To further investigate the efficiency of our approach, we also analyzed other independent microarray data for prostate cancer. The identified genes and biological processes were highly related to prostate cancer, which was supported by multiple lines of experimental evidence. The detailed results are given in Additional file 2. Thus, both a recent study [46] and the present study demonstrated that the proposed pair-wise relevance metric was useful when applied to analysis of genome-wide data and offered a promising measure to reversely engineer the underlying genetic networks for complex human diseases.

Conclusion

It can be seen that most of the previous efforts for identifying molecular determinants for complex diseases less often focused on the intricate interplays of genes responsible for the observed cancer phenotype, but were largely implemented using single-gene based statistical analysis approaches that are less efficient in providing a deep understanding of the sophisticated interplays between these genetic risk factors. In this study, we proposed and evaluated a novel relevance-concept metric (AFV) to assess the joint contributions of genes for complex diseases, followed by constructing disease-specific gene networks related to complex diseases. After that, we identified the hub genes of the constructed gene network, and then performed functional annotation and literature searching to investigate the relationship of the local elements with the studied disease. Next, we mined the three-way gene interactions (motifs), and then conducted function enrichment analysis of gene-gene and three-way gene interactions to find out the global characteristics related to disease pathogenesis. Application to a colon cancer microarray dataset demonstrated that the colon cancer-specific gene network captured the most important genetic interplays in several cellular processes such as differentiation, mitogenesis, proliferation, apoptosis, inflammation and immunity that are known to be pivotal for tumorigenesis. Further analysis of the topological architectures of the network identified three known hub cancer genes (IL8; DES and ENO1), while two novel hub genes (RBM9 and RPL30) may define new central elements in the gene network specific to colon cancer. Gene Ontology based analysis of the colon cancer-specific gene network and the subnetwork consisted of three-way gene interactions suggested that the tumorigenesis in colon cancer was resulted from dysfunction in 'protein biosynthesis' and the categories associated with ribonucleoprotein complex. In conclusion, this study demonstrated that the newly developed relevancy-based networking approach offered a powerful means to mine joint contributions of genes for complex diseases and reverse-engineered the de nova disease-specific network, a promising tool for systematic dissection of complex diseases.

Methods

Definitions

A gene chip, a snapshot of the mRNA transcriptional activities of p genes in n tissue samples collected from either cancer or health patients, mathematically can be described by a n × p matrix, X = (x ij ), where x ij represents the expression level for the j th gene (g j ) on the i th sample (X i ). The data for each sample consists of a vector of expression profile, X i = (xi 1, xi 2, ..., x ip ) and a category label (y i ) describing the physiological (or pathological) condition that a subject has (e.g. diseased or healthy).

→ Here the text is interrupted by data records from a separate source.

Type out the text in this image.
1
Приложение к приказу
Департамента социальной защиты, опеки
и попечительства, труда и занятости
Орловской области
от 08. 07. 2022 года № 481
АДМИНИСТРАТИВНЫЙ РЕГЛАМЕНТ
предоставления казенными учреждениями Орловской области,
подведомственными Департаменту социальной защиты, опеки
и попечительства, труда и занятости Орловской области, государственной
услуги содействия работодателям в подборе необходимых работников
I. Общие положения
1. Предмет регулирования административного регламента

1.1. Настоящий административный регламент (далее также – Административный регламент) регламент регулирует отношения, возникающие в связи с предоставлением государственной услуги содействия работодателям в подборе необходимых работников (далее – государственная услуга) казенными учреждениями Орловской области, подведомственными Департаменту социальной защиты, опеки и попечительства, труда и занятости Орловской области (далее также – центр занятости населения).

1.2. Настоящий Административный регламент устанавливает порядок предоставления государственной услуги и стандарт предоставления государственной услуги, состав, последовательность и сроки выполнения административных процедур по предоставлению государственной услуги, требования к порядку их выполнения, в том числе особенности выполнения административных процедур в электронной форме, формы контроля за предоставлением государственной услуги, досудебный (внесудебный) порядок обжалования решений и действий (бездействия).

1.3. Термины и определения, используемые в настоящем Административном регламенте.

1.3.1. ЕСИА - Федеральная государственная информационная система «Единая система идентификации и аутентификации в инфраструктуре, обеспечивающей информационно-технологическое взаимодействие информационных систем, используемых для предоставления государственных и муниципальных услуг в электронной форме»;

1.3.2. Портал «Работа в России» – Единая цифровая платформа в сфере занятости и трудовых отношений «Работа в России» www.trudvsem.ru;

In our previous studies, we developed a systematic ensemble decision approach for hunting for disease genes using microarray expression profiling. The basic strategies were as follows. (i) To build all possible gene subsets by repeated learning and testing of multiple resampling-generated training and test datasets that were used for mapping the underlying molecular pathways that lead to complex disease. As a disease relevant gene subset was obtained by using a tree-based recursive partitioner, we named gene forest for the pool of such gene subsets; (ii) To identify all the disease relevant genes based on the behaviour and role of the molecular features in the gene forest. To this end, we defined a marginal relevance index that measured its contribution to the gene forest and derived a formula called ensemble vote, FV, which was the weighted frequency estimate of a putative disease gene that appeared in the trees of the forest. In the present study, we extended the ensemble-decision approach to identify disease-relevance gene-gene interactions and to build disease-specific gene networks.

Definition 1

The relevance of a gene-gene interaction pair (g i , g j ) for a disease is defined as their joint contribution to the gene forest for the disease. We claim that the gene-gene interaction is relevant to the disease if g i and g j appear simultaneously at a significantly higher frequency in the same trees in the forest than that in a random forest that corresponds to the null hypothesis of no gene-disease relevance.

Definition 2

Given an undirected graph, G, which comprises a set of vertices (genes) V and a set of edges, E ⊆ V × V, the graph, G, is a disease-relevant gene network if every edge <ν1, ν2> in E is a disease-relevant gene-gene interaction.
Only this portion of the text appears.